《清明风物中的生命叩问》

《清明二绝·其二》 相关学生作文

暮春的风卷过街市,将人声车马声揉碎了抛向天际。我坐在窗前读陈与义的《清明二绝·其二》,忽然被第二句击中——“病夫危坐了清明”。那个七百年前抱病独坐的诗人,与此刻困于课业重压中的我们,隔着一纸泛黄的诗页,完成了穿越时空的对望。

诗的开篇便不同凡响。清明时节本该是“路上行人欲断魂”的哀戚,或是“春城无处不飞花”的绚烂,诗人却以“卷地风抛市井声”起笔。一个“抛”字,让无形的风有了形质,仿佛能看到它任性恣意地将人间喧嚣高高扬起又随意丢弃。这让我想起每个课间十分钟:走廊上的嬉闹声、篮球撞击地面的砰砰声、教室里纷杂的谈笑声,所有这些声音都被时间的风卷着,最终抛进记忆的角落。诗人以病体感知世界,反而获得了超乎常人的敏锐——他能听见风摆弄声音的姿态,能看到夕阳被帘栊一寸寸收尽的进程。

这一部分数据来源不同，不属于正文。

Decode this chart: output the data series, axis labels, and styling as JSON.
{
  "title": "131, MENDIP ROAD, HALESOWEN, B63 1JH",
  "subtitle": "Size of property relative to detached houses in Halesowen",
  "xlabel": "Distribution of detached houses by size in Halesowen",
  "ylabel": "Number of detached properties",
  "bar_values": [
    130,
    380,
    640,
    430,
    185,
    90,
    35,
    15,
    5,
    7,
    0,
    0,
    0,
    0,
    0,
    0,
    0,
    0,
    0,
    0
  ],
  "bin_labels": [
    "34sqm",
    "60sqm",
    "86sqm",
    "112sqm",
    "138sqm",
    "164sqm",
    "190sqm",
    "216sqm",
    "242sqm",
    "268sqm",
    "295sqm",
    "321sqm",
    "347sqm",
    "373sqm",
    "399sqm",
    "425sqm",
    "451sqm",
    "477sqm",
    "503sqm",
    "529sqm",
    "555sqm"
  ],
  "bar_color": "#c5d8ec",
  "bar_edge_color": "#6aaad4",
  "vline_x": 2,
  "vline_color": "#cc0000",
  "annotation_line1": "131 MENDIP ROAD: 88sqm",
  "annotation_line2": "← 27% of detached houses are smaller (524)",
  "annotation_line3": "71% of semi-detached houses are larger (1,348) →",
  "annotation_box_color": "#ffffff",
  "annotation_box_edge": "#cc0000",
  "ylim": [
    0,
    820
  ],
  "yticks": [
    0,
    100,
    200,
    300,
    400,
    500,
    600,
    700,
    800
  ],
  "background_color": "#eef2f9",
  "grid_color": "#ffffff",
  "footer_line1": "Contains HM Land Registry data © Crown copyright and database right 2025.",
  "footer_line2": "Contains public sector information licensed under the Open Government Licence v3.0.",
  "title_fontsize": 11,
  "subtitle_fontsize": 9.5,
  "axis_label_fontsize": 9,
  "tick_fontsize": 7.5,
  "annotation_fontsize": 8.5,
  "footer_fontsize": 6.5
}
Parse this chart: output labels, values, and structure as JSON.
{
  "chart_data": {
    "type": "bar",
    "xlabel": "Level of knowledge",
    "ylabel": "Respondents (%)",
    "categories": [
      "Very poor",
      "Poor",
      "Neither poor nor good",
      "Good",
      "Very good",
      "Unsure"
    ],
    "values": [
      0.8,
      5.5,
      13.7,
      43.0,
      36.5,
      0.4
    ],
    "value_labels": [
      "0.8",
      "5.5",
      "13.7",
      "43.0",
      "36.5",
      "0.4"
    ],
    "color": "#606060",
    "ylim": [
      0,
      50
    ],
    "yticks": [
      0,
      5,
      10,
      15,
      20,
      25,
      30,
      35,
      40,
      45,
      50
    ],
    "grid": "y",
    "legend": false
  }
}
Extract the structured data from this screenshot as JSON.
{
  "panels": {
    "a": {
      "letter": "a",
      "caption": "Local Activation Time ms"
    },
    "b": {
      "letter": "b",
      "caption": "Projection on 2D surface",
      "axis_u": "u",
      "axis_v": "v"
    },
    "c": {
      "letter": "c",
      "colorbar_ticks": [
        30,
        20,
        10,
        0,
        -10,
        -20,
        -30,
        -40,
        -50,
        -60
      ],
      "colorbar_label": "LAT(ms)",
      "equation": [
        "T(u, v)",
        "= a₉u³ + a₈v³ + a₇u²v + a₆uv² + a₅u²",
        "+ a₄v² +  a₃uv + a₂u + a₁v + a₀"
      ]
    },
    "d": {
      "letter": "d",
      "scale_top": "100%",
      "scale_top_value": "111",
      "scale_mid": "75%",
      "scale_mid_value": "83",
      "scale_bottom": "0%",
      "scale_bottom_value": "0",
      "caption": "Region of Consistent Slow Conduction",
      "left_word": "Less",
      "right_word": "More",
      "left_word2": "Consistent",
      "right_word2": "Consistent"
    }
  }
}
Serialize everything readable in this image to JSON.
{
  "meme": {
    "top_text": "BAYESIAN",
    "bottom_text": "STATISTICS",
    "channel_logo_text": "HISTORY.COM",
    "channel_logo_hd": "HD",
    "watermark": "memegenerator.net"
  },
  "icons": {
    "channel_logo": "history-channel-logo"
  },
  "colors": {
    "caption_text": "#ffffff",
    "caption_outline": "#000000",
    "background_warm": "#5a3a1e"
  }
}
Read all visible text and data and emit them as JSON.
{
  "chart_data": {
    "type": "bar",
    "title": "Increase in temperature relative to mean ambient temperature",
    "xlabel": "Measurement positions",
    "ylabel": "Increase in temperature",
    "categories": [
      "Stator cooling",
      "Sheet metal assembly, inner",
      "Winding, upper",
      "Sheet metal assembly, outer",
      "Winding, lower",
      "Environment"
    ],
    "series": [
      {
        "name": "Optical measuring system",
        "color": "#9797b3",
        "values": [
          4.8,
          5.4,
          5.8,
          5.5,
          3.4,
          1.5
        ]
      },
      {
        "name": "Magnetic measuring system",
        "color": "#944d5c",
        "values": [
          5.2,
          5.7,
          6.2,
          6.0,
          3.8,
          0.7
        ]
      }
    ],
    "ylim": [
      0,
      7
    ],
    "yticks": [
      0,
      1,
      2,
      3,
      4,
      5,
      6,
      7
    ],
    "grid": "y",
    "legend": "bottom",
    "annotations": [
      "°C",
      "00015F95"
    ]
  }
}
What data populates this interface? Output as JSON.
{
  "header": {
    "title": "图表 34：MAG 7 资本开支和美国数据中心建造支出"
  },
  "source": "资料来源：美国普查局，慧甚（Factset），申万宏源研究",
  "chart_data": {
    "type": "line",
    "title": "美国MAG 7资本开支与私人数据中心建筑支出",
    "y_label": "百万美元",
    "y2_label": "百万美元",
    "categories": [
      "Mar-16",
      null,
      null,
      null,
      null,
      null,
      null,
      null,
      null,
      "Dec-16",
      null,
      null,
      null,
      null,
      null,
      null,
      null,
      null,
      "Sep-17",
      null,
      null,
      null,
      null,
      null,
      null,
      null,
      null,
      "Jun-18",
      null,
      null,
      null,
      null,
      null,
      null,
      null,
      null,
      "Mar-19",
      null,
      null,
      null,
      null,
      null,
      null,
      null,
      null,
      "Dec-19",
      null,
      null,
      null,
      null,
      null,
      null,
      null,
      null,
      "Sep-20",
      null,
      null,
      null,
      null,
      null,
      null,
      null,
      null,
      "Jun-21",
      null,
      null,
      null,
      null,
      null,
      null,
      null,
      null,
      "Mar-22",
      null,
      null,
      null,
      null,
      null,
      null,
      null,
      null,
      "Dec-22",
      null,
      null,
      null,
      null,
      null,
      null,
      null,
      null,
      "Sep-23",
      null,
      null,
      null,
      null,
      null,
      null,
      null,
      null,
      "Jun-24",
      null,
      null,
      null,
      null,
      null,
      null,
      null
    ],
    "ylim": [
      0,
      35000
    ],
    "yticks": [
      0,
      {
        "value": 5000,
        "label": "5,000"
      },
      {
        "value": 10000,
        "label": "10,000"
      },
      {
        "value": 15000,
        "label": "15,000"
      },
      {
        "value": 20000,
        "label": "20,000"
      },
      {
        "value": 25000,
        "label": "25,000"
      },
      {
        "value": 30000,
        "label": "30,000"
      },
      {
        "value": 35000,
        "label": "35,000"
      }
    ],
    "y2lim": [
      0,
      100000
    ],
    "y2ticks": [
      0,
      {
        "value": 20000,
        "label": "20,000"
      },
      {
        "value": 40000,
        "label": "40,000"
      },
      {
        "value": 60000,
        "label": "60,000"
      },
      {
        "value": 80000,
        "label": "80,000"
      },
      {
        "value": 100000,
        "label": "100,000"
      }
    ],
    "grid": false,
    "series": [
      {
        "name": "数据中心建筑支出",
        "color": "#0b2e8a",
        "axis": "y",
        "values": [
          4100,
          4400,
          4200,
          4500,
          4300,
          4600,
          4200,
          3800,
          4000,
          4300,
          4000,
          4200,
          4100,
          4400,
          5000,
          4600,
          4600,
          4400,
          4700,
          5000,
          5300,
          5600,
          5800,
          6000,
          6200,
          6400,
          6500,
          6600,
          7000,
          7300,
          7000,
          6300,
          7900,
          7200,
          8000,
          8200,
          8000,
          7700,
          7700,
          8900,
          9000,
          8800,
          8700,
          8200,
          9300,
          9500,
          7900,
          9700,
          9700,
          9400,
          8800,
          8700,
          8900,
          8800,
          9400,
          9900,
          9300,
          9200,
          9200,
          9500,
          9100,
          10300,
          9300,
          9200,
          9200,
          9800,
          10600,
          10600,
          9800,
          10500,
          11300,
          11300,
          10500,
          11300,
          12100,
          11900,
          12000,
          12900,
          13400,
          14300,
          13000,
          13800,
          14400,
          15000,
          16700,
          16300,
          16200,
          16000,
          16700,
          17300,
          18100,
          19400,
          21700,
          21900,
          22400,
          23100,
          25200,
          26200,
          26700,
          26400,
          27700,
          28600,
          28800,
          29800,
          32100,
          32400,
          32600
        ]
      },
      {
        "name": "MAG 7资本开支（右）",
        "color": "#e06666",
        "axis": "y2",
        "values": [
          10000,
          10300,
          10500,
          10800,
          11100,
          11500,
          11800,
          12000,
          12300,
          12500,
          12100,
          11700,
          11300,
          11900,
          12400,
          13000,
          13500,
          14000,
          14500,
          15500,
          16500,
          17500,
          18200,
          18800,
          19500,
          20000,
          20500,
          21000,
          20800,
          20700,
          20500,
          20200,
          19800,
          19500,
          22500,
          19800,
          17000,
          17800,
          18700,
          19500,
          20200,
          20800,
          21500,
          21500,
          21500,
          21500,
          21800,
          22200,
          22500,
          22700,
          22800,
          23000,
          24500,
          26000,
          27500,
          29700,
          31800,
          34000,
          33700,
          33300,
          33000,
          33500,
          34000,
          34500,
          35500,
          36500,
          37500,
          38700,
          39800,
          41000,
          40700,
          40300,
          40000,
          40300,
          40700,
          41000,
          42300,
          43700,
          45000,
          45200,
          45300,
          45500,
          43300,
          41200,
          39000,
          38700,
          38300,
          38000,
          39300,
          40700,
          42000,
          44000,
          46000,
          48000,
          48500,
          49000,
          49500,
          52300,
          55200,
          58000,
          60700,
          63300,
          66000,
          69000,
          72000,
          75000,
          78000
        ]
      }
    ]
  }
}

最耐人寻味的是“危坐”二字。古人危坐,是敛衽端坐,是对天地自然的敬畏,也是对自我生命的郑重。当诗人以病体危坐清明,他是在用全部身心参与这个特殊的节气。这让我想到教室里的我们,何尝不是在“危坐”中度过青春?只是我们的“危坐”多了几分被迫,少了几分自觉。但生命意识的觉醒,往往始于这种端然正视的姿态——正视时光流逝,正视生老病死,正视每一个当下不可复得的珍贵。

诗人的观看方式更值得玩味。他不是主动“赏景”,而是被动“看收尽”。一帘之外,晚日自行沉落,仿佛天地间有一双无形的手在卷收光影的画卷。这种观看姿态里藏着深刻的智慧:不强求,不追逐,只是安然见证。反观我们这代人身陷题海,总在拼命抓取什么——分数、排名、认可,却很少能静心观看一朵云的变化,倾听一场雨的节奏。诗人因病得闲,反而获得了现代人求之不得的“沉浸式体验”,成为了清明时节最耐心的见证者。

而诗的转机就在结尾悄然发生——“杨柳微风百媚生”。当夕阳彻底收尽,预期的寂寥并未降临,取而代之的是杨柳在微风中展现的千般妩媚。这哪里是写景,分明是写心境之转!前一刻还是病夫危坐,下一刻却见百媚生机。这种转折启示我们:生命永远在绝望处埋藏转机,在终结处开启新生。就像我们总在考试失利后以为天塌地陷,却不知下一个拐角可能有更好的安排;就像清明本身,既是祭奠死亡的日子,也是庆祝新生的节气。

陈与义这首诗最打动我的,是它呈现了一种完整的生命体验:从喧嚣到宁静,从病弱到生机,从终结到新生。它不回避人生的艰难(病夫),不美化现实的嘈杂(市井声),但最终依然选择了发现美、相信希望。这种态度对我们中学生具有深刻的启示意义——学业压力、成长烦恼、青春困惑,这些都是“卷地风”抛给我们的声音,但我们可以选择“危坐”其间,保持内心的澄明,在适当的距离外观看生活的展开。

读完全诗,掩卷沉思。窗外的风依然卷着市井声,但我的心境已然不同。我尝试学着诗人的样子,不是逃避也不是对抗,而是端然正视这段注定忙碌的青春。也许很多年后回首,会发现这些看似被题海填满的日子,也如那清明时节的杨柳般,在记忆的微风中展现出百种妩媚。生命的清明之境,或许就藏在这种既直面现实又不失诗意的观看之道中。

【教师评语】 本文以独特的青春视角解读古典诗词,展现了中学生对传统文学的深刻感悟能力。作者将古诗意境与现代校园生活巧妙联结,从“危坐”一词生发出对青春生存状态的思考,体现了可贵的思辨精神。文章结构缜密,从听觉、视觉到心灵体验层层推进,最终落点到生命哲学的层面,显示出超越年龄的成熟度。语言典雅而富有张力,对“抛”“收尽”“百媚生”等字词的品读尤为精彩。若能在引用其他古诗文方面更丰富些,古今对话的深度将得到进一步拓展。